What is important to know, especially right now as we collectively assess what we just lost, is that Betty White’s career started some 55 years before Rose Nylund ever ate her first slice of cheesecake. Born in 1922 (her 100th birthday was just two weeks away), White performed in her first radio show in 1930. 1930. By the time White was in her 20s, this new thing called “television” was happening, and White quickly made a name for herself by hosting the daily talk show Hollywood on Television. Oh — and each episode of Hollywood on Television lasted five and a half hours and went live six days a week. White was on TV 33 hours a week from 1949 to 1953!
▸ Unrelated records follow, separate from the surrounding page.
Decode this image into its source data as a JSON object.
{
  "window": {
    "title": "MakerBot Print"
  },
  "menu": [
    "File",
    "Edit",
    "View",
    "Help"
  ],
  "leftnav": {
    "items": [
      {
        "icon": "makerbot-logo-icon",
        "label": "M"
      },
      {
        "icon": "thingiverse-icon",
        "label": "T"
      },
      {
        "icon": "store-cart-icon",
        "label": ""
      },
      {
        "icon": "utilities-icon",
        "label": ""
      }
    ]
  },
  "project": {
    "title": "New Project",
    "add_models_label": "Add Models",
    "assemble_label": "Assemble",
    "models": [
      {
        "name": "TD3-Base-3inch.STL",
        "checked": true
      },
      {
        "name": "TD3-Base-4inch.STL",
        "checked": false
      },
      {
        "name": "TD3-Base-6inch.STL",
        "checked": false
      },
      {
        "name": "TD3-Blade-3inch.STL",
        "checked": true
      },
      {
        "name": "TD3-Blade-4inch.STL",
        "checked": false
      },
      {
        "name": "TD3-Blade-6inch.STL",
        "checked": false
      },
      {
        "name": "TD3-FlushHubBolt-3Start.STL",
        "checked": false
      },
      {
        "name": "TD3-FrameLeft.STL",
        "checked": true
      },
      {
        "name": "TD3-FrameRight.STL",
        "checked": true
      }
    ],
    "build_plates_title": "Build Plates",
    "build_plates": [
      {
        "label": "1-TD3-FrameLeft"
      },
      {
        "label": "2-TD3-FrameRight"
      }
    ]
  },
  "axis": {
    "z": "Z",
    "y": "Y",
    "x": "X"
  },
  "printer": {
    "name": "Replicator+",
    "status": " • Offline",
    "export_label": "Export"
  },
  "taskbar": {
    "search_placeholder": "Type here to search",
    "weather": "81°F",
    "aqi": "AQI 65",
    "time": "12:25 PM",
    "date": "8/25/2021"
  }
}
So intertwined is their origin, it’s hard to figure out if television made Betty White or if Betty White made television. When you look at her body of work, she truly did it all. She was a game show fixture for some 30 years, bringing her natural wit and impeccable comedic timing to shows like Password and, most notably, the boozy party that was Match Game in the 1970s. White was, without a doubt, one of the most reliable performers in Hollywood when it came to putting someone on live (or live-to-tape) television with zero prep and expecting them to get laughs.

But it was her sitcom work that — and I can’t stress this enough — changed the game. For one thing, White was the first woman to produce a sitcom when she took on the titular role in Life with Elizabeth in 1953 (which is streaming, BTW). By the time the team behind The Mary Tyler Moore Show were looking to cast a Betty White type to play Sue Ann Nivens, a self-absorbed nymphomaniac, they weren’t even sure they could get Betty White… because Betty White was already Betty White in 1973. But they got her — and she killed.
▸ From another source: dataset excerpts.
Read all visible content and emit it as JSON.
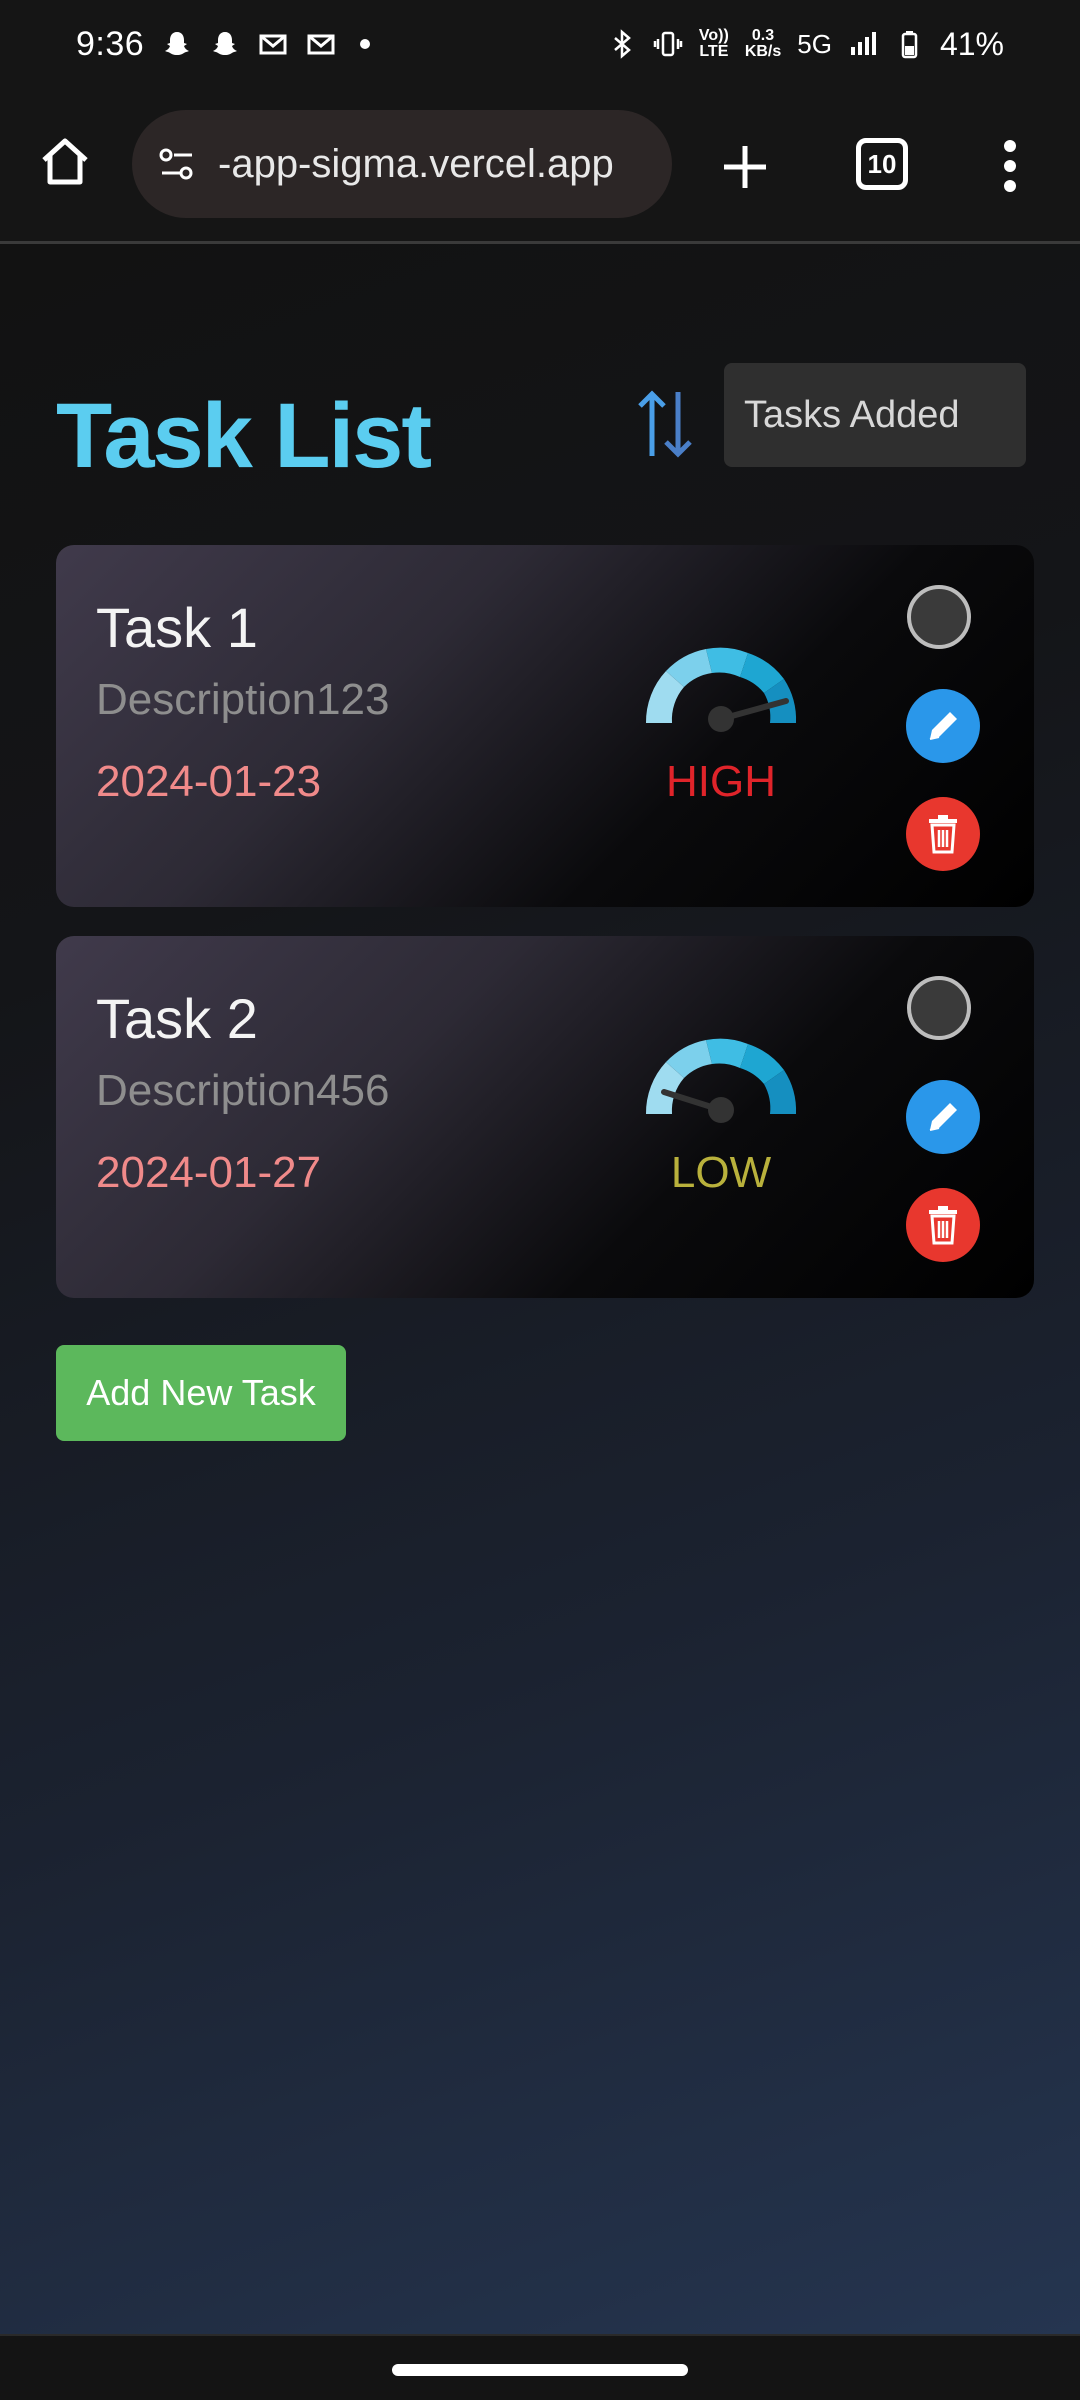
{
  "status_bar": {
    "time": "9:36",
    "network_speed_top": "0.3",
    "network_speed_unit": "KB/s",
    "volte_top": "Vo))",
    "volte_bottom": "LTE",
    "network_type": "5G",
    "battery_percent": "41%",
    "notification_icons": [
      "snapchat-icon",
      "snapchat-icon",
      "gmail-icon",
      "gmail-icon"
    ]
  },
  "browser": {
    "url": "-app-sigma.vercel.app",
    "tab_count": "10"
  },
  "page": {
    "title": "Task List",
    "sort_select_value": "Tasks Added",
    "add_button_label": "Add New Task",
    "accent_color": "#5bcdf0"
  },
  "tasks": [
    {
      "name": "Task 1",
      "description": "Description123",
      "date": "2024-01-23",
      "priority": "HIGH",
      "priority_color": "#e0242a"
    },
    {
      "name": "Task 2",
      "description": "Description456",
      "date": "2024-01-27",
      "priority": "LOW",
      "priority_color": "#b9b13c"
    }
  ]
}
These characters, Sue Ann Nivens and Rose Nylund, make White’s impact on television, especially comedy, impossible to overstate. Even though younger generations probably remember her most as the foul-mouthed granny in 1999’s Lake Placid, Betty White truly did not have a go-to character. She had, as the younger generations say, the range. There is a vast expanse of sitcom archetypes between Nivens and Nylund, and White could play them all with equal efficiency, expertise, gravitas, and intelligence. Hearing Sue Ann read Murray Slaughter to filth is every bit as funny as hearing Rose say “but it was five years before I knew what made your eyes go back in your head.” Scripted or unscripted, smart or silly, classic or modern, Betty White just was television.
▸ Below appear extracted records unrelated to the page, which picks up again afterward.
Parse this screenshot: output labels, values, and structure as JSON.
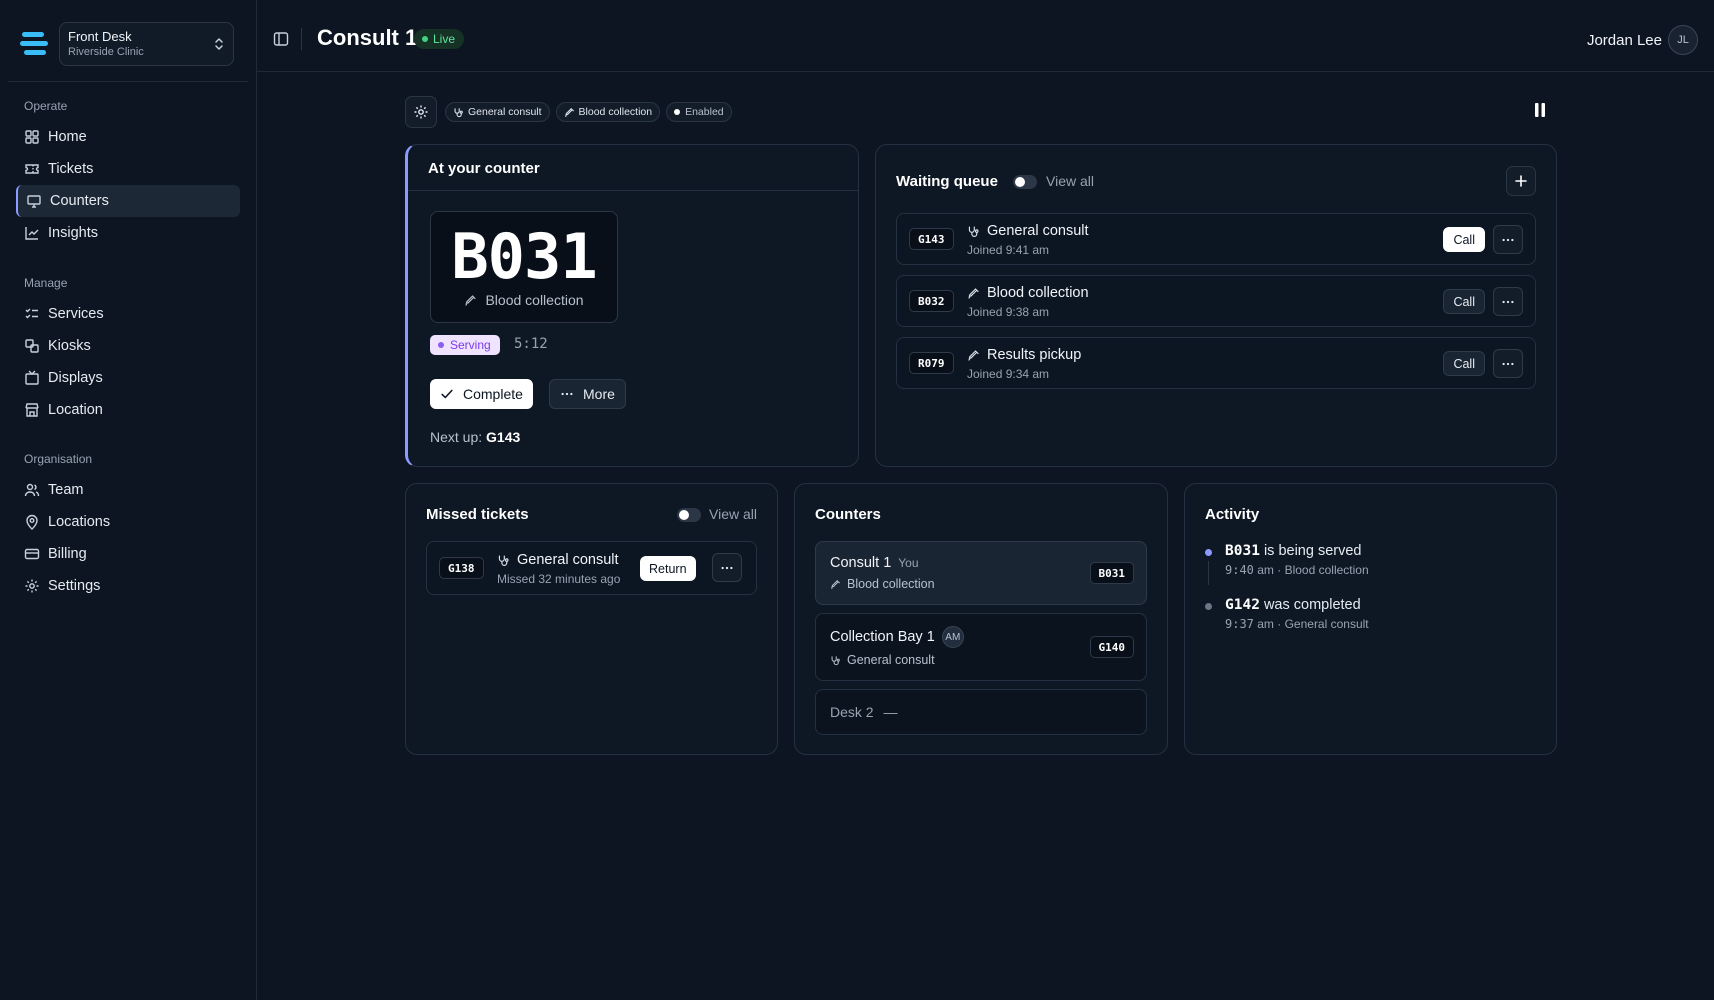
{
  "sidebar": {
    "org_name": "Front Desk",
    "org_sub": "Riverside Clinic",
    "groups": [
      {
        "heading": "Operate",
        "items": [
          "Home",
          "Tickets",
          "Counters",
          "Insights"
        ]
      },
      {
        "heading": "Manage",
        "items": [
          "Services",
          "Kiosks",
          "Displays",
          "Location"
        ]
      },
      {
        "heading": "Organisation",
        "items": [
          "Team",
          "Locations",
          "Billing",
          "Settings"
        ]
      }
    ],
    "active_item": "Counters"
  },
  "header": {
    "title": "Consult 1",
    "status": "Live",
    "user_name": "Jordan Lee",
    "user_initials": "JL"
  },
  "toolbar": {
    "chips": [
      "General consult",
      "Blood collection",
      "Enabled"
    ]
  },
  "counter": {
    "title": "At your counter",
    "ticket": "B031",
    "service": "Blood collection",
    "status": "Serving",
    "elapsed": "5:12",
    "complete_label": "Complete",
    "more_label": "More",
    "next_up_label": "Next up:",
    "next_up_code": "G143"
  },
  "queue": {
    "title": "Waiting queue",
    "view_all": "View all",
    "items": [
      {
        "code": "G143",
        "service": "General consult",
        "joined": "Joined 9:41 am",
        "action": "Call"
      },
      {
        "code": "B032",
        "service": "Blood collection",
        "joined": "Joined 9:38 am",
        "action": "Call"
      },
      {
        "code": "R079",
        "service": "Results pickup",
        "joined": "Joined 9:34 am",
        "action": "Call"
      }
    ]
  },
  "missed": {
    "title": "Missed tickets",
    "view_all": "View all",
    "items": [
      {
        "code": "G138",
        "service": "General consult",
        "missed": "Missed 32 minutes ago",
        "action": "Return"
      }
    ]
  },
  "counters": {
    "title": "Counters",
    "items": [
      {
        "name": "Consult 1",
        "tag": "You",
        "service": "Blood collection",
        "code": "B031"
      },
      {
        "name": "Collection Bay 1",
        "initials": "AM",
        "service": "General consult",
        "code": "G140"
      },
      {
        "name": "Desk 2",
        "empty": "—"
      }
    ]
  },
  "activity": {
    "title": "Activity",
    "items": [
      {
        "code": "B031",
        "text": "is being served",
        "time": "9:40",
        "suffix": "am · Blood collection",
        "dot_color": "#8b9bff"
      },
      {
        "code": "G142",
        "text": "was completed",
        "time": "9:37",
        "suffix": "am · General consult",
        "dot_color": "#6b7686"
      }
    ]
  }
}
This is the moment we’ve all dreaded. For the past decade, just seeing White’s name trend on Twitter sent a shock into everyone’s system. And now that moment is here, and it feels a bit like the universe folding in on itself. Again, my area of expertise is television and not science, but maybe Betty White isn’t television’s neutron star. Maybe a better metaphor labels White as television’s big bang. By lighting up the screen for pretty much the entirety of her 99 years on Earth, White entertained billions. But more than that, she lit a path for others to follow. Her work across genres helped inspire and create so much of what we love about television today.

So try not to think about how we now have to live in a world without Betty White. Instead, think about how we have the privilege of enjoying a wonderful universe of television because of Betty White.